8. INDONESIA: Garment industry has to improve competitiveness
Source: Jakarta Post

"The Indonesian garment industry needs to make radical changes to cope with the economic slowdown, by improving competitiveness, experts say. Decreasing demand has forced the garment industry globally to cut expenses through layoffs, relocation of production activities to lower cost countries or even by selling majority shareholdings to bigger companies.

Most garment companies depended mainly on cheap labor to enhance competitiveness. The labor cost in Indonesia is $0.50 an hour, higher than that of Viet Nam ($0.38), Pakistan ($0.37), or Cambodia ($0.33). The lack of competitiveness in Indonesia was shown by data from the Global Competitiveness Report 2008-2009, which recorded Indonesian labor market efficiency with a ranking of 43 out of 143 countries."



9. MYANMAR: One year after cyclone, progress amid challenges
Source: IRIN

"One year after Cyclone Nargis swept across southern Myanmar, the people of the Ayeyarwady Delta are rebuilding their lives, but thousands remain vulnerable as this year's monsoon rains approach. Aid workers say survivors need support to rebuild their livelihoods -- to buy tools, fertilisers, livestock, fishing nets and boats -- or their existence will remain precarious.

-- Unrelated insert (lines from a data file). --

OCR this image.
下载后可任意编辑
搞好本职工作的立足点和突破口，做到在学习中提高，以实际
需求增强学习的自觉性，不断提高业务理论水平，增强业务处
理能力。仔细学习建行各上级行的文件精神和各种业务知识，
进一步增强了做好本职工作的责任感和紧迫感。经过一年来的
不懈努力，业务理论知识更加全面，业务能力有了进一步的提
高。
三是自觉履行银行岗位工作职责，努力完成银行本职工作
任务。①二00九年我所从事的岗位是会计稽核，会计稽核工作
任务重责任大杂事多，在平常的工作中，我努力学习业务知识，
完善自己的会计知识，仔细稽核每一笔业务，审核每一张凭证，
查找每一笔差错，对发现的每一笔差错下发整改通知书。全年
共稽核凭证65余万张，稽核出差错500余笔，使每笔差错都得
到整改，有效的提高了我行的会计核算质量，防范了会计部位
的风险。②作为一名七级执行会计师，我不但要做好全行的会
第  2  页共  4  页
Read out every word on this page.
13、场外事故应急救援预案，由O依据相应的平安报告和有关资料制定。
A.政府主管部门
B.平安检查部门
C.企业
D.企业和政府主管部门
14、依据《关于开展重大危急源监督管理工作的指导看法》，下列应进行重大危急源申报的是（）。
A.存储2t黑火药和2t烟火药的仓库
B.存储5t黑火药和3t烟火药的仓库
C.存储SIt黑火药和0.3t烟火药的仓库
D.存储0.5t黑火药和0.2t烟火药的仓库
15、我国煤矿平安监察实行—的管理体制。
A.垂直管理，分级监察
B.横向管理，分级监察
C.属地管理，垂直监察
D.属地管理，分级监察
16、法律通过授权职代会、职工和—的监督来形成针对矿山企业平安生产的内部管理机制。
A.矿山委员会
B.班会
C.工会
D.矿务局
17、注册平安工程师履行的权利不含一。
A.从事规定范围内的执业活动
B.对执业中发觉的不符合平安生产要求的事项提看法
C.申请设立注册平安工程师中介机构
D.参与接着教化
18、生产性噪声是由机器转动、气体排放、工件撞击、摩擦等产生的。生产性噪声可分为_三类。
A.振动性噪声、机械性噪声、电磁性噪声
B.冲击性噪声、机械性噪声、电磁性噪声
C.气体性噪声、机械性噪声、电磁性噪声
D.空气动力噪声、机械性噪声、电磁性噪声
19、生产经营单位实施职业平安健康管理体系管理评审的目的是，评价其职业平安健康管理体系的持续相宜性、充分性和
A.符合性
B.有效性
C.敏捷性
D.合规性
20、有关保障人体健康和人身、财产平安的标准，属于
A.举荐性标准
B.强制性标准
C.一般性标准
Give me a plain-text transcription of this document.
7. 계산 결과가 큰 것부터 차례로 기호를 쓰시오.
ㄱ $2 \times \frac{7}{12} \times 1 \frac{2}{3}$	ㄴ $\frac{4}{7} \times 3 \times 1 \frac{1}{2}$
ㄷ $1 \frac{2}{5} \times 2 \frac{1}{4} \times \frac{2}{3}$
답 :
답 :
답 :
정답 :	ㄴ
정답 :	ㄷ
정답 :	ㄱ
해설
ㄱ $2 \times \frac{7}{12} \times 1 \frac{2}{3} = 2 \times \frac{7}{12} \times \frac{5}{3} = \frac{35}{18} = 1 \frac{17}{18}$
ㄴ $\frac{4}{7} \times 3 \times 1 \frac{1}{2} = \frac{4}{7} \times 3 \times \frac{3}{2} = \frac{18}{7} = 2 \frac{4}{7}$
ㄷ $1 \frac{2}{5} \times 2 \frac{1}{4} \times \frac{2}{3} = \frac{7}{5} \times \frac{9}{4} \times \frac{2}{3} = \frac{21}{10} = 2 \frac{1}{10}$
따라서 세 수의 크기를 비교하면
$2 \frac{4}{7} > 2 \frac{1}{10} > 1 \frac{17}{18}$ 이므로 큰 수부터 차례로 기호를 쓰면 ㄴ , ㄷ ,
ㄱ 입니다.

At the same time, thousands of families do not have adequate shelter to withstand the monsoon rains likely to start next week. More than 500,000 people -- including 200,000 children -- are still living in makeshift shelters which will not withstand the usual heavy rains."



10. MALAYSIA OP/ED: Need to change economic model
Source: Bernama

"Malaysia needs to move its economy from a middle income to a high income model by focusing on domestic consumption and diversifying exports to leverage on the growth of China, India and the Middle East, according to a minister. There is an increasingly ambitious target to sustain economic growth of 7.5 percent and this is only possible if the economy is re-energized toward higher income and growth trajectory.

To move to a higher income-based economy, it is necessary to move toward a knowledge- and innovation-based economy where skilled labor is needed. Currently, Malaysia is trapped in a middle income gap."